Modalities include, but are not restricted to CT, MRI (structural, functional, spectroscopic), molecular imaging platforms including PET and SPECT, optical methods, ultrasound, and photoacoustic imaging. The proposals typically use a combination of bioengineering, physics, mathematics, and/or computational approaches and the emphasis is on technical development.
The List of Reviewers lists all present, whether permanent or temporary, to provide the full scope of expertise present on that date. Lists are posted 30 days before the meeting and are tentative, pending any last minute changes.
The membership panel is a list of chartered members only.
- Novel methods to advance the speed, resolution, sensitivity, signal to noise, or other important characteristics of imaging systems
- Source/detector engineering; Component technologies used in the design, development, implementation, testing and application of imaging systems, including, transducers, magnets, coils, and other devices to acquire medical image data
- New algorithms or statistical methods and theories for processing and presenting medical images: display, computational resources for reconstruction, registration, segmentation, and visualization
- Integration of hardware and software
- Engineering of new multi-modal systems
- New imaging approaches to exploit intrinsic contrast mechanisms of biological systems and tissues
- New imaging approaches that exploit exogenous contrast mechanisms
Shared Interests and Overlaps
Emerging Imaging Technologies and Applications [EITA] reviews closely related developmental imaging proposals. The distinction is in the stage of development; when the emphasis is on the basic capabilities of an imaging system, review is generally done in ITD. When the emphasis is on optimization of a method for a particular clinical use, target pathology, or research question, review is generally done in EITA. Development and optimization of machine learning and artificial intelligence approaches to image analysis are reviewed by EITA. Proposals to develop new computational models using standard algorithms are reviewed in EITA whereas creation of new approaches to modeling imaging data is reviewed in ITD.
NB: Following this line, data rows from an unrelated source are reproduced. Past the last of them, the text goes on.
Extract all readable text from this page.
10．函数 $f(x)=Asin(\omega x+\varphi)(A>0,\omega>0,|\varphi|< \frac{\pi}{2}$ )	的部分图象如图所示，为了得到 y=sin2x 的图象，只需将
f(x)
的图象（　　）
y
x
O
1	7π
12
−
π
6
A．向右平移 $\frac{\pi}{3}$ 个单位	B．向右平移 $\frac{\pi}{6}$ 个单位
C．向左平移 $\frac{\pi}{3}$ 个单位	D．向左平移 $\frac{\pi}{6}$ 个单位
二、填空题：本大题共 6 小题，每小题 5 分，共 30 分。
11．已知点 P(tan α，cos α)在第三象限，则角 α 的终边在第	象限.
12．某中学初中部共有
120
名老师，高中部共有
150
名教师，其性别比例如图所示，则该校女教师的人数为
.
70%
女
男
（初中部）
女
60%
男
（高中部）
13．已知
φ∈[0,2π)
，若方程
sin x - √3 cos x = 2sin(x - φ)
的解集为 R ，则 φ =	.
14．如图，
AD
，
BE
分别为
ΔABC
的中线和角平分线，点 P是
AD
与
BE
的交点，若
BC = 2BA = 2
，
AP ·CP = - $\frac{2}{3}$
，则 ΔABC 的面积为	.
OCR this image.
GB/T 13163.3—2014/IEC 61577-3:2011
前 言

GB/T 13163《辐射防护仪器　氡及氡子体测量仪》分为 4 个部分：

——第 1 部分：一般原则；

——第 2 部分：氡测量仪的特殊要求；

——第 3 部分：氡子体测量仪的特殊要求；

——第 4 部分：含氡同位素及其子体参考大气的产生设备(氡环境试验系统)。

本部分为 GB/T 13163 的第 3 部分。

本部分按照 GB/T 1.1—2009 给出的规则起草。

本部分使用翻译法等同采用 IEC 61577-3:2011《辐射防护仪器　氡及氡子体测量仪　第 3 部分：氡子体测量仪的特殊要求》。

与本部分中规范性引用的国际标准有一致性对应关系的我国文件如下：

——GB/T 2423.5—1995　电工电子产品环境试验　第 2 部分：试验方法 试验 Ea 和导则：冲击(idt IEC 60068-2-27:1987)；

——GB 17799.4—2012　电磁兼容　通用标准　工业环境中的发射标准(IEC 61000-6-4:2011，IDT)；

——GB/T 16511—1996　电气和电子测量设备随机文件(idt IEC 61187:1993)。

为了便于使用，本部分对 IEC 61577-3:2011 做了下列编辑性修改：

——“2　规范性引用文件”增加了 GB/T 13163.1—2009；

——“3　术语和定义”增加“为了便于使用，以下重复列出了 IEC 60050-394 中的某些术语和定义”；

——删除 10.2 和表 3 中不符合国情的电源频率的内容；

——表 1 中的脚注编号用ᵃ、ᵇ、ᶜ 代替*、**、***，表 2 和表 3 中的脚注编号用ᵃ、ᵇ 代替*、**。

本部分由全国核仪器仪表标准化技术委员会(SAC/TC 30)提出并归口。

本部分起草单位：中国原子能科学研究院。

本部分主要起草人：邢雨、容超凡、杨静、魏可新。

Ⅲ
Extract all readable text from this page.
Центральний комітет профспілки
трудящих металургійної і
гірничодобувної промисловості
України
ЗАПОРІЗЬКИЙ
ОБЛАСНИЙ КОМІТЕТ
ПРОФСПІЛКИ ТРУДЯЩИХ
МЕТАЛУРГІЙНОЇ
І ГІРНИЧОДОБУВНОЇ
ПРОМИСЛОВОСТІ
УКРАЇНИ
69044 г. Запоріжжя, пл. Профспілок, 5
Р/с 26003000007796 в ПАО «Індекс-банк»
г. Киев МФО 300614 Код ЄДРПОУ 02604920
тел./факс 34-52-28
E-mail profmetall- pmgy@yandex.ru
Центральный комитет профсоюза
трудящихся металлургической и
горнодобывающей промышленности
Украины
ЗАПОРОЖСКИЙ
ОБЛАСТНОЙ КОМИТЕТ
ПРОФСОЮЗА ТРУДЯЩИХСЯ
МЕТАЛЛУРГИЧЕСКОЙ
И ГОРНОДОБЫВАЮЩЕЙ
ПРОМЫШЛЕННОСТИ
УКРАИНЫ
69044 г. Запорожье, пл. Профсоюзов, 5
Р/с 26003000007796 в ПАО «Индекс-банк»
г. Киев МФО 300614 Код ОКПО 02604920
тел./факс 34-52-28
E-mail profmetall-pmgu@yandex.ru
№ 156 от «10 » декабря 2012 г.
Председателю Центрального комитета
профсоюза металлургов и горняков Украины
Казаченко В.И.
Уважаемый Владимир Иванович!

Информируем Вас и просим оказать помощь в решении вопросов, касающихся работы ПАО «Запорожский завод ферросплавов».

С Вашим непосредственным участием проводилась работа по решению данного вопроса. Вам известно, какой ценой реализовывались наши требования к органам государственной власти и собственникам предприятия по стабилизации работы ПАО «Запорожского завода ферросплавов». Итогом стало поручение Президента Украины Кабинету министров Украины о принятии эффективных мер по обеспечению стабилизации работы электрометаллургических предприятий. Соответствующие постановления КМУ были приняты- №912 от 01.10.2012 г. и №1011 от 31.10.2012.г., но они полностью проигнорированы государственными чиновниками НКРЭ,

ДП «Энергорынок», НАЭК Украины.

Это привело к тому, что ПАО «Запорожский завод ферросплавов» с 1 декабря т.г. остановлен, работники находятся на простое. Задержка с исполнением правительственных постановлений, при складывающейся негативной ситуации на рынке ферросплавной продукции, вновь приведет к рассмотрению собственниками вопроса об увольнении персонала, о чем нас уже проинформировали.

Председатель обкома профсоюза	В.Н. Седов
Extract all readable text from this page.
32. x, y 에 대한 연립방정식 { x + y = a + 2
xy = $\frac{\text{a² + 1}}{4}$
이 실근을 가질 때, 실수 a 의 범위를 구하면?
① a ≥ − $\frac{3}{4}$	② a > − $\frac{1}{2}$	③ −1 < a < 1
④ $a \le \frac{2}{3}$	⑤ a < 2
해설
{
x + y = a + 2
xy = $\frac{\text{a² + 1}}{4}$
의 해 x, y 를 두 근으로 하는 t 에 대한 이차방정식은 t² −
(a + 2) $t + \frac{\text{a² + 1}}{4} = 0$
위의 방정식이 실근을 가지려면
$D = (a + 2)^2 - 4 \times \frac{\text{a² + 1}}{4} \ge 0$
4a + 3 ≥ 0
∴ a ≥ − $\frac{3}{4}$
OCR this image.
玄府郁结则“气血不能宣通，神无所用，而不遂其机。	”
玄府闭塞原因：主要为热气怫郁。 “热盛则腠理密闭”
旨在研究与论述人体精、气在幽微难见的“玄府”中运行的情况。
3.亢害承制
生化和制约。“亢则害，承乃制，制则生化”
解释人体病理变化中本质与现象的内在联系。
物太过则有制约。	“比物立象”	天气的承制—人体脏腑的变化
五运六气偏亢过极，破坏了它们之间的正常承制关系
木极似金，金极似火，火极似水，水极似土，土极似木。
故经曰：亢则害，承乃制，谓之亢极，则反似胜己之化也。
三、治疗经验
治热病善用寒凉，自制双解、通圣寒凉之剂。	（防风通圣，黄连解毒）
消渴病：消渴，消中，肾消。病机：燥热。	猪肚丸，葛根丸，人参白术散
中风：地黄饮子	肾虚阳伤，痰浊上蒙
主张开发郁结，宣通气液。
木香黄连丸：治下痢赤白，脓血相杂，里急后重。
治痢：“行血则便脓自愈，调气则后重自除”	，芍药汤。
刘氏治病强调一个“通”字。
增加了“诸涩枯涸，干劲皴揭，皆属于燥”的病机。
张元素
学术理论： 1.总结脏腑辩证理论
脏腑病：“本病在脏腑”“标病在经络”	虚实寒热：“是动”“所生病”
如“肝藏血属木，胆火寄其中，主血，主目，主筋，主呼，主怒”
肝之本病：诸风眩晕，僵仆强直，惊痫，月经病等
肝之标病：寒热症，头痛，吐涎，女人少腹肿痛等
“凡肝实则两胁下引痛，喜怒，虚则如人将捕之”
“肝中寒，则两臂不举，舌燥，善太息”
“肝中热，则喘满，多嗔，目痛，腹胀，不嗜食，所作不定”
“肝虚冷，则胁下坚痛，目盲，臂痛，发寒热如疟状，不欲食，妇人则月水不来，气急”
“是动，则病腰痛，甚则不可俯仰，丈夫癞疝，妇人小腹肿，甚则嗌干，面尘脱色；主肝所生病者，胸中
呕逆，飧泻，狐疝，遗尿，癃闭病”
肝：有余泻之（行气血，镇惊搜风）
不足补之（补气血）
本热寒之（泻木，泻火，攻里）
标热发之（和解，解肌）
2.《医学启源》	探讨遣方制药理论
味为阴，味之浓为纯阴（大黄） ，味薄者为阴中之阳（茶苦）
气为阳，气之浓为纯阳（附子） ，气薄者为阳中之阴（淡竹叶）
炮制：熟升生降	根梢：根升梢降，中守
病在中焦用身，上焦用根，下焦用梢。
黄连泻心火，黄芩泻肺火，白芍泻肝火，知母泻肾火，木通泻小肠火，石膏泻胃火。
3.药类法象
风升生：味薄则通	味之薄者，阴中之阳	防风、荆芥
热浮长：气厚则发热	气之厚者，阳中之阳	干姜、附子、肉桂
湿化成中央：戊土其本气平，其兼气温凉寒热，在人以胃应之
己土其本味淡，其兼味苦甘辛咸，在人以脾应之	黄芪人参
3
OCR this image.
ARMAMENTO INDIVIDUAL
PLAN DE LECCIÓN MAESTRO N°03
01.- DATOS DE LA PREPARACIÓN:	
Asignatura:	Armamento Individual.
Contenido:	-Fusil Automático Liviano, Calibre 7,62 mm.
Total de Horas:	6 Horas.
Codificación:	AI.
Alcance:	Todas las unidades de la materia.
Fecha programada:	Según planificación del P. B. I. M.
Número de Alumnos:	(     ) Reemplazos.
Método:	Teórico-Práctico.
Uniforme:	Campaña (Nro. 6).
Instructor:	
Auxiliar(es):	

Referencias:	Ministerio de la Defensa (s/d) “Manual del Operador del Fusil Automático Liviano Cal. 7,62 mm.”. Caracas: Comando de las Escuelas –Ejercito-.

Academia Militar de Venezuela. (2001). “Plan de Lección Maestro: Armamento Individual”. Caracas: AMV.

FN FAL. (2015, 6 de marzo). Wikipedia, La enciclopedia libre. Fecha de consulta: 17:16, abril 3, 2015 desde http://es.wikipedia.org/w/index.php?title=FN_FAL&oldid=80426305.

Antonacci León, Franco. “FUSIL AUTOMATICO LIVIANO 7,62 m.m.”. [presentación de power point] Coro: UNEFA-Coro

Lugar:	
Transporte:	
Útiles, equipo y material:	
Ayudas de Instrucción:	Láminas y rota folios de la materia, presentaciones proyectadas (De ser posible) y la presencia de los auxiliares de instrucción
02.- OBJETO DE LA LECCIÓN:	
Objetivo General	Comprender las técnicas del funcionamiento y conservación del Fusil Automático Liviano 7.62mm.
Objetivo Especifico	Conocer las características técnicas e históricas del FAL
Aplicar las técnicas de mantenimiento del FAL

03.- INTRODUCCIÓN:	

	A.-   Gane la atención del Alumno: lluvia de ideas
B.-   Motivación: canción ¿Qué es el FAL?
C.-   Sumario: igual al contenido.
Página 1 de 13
Clinical Translational Imaging Science [CTIS] also reviews developmental imaging proposals. Proposals emphasizing biomedical engineering, physics, or mathematics to create novel imaging methods are reviewed in ITD. When the work has advanced to the point where testing in humans with clinical outcomes is proposed, it is typically reviewed in CTIS.
Emerging Imaging Technologies in Neuroscience [EITN] reviews proposals to develop imaging systems for specific biological, physiological, and disease targets in the nervous system. If the characteristics of the nervous system are critical to the proposed work, the application will usually be reviewed in EITN. If the emphasis is on more basic technological development at a level where neuroscience is less central it may be reviewed in ITD.
Imaging Guided Interventions and Surgery [IGIS] also reviews applications proposing to develop or optimize imaging systems for specific biological, physiological, and disease targets. When the aim of technical development is image-based guidance of a therapeutic intervention or interventional technology development, and the proposal includes evaluation of that intervention (even in a preclinical context), the work is likely to be reviewed in IGIS.
There are shared interests with Instrumentation and Systems Development [ISD] in point-of-care diagnostics in humans. Applications that develop new technology for imaging-based point-of-care diagnostics may be assigned to ITD. Applications that develop sensing devices for single cells, environmental and toxic chemicals, or biomedically relevant compounds and molecules may be assigned to ISD.
There are shared interests with Enabling Bioanalytical and Imaging Technologies Study Section [EBIT]. Applications involving the development of imaging technologies at the large animal and human scale may be assigned to ITD. Applications involving bioanalytical techniques, including sensors, separations, and mass spectrometry as well as applications involving biophysical techniques, including magnetic resonance and optical spectroscopy at the molecular, cellular, tissue, and small animal levels may be assigned to EBIT.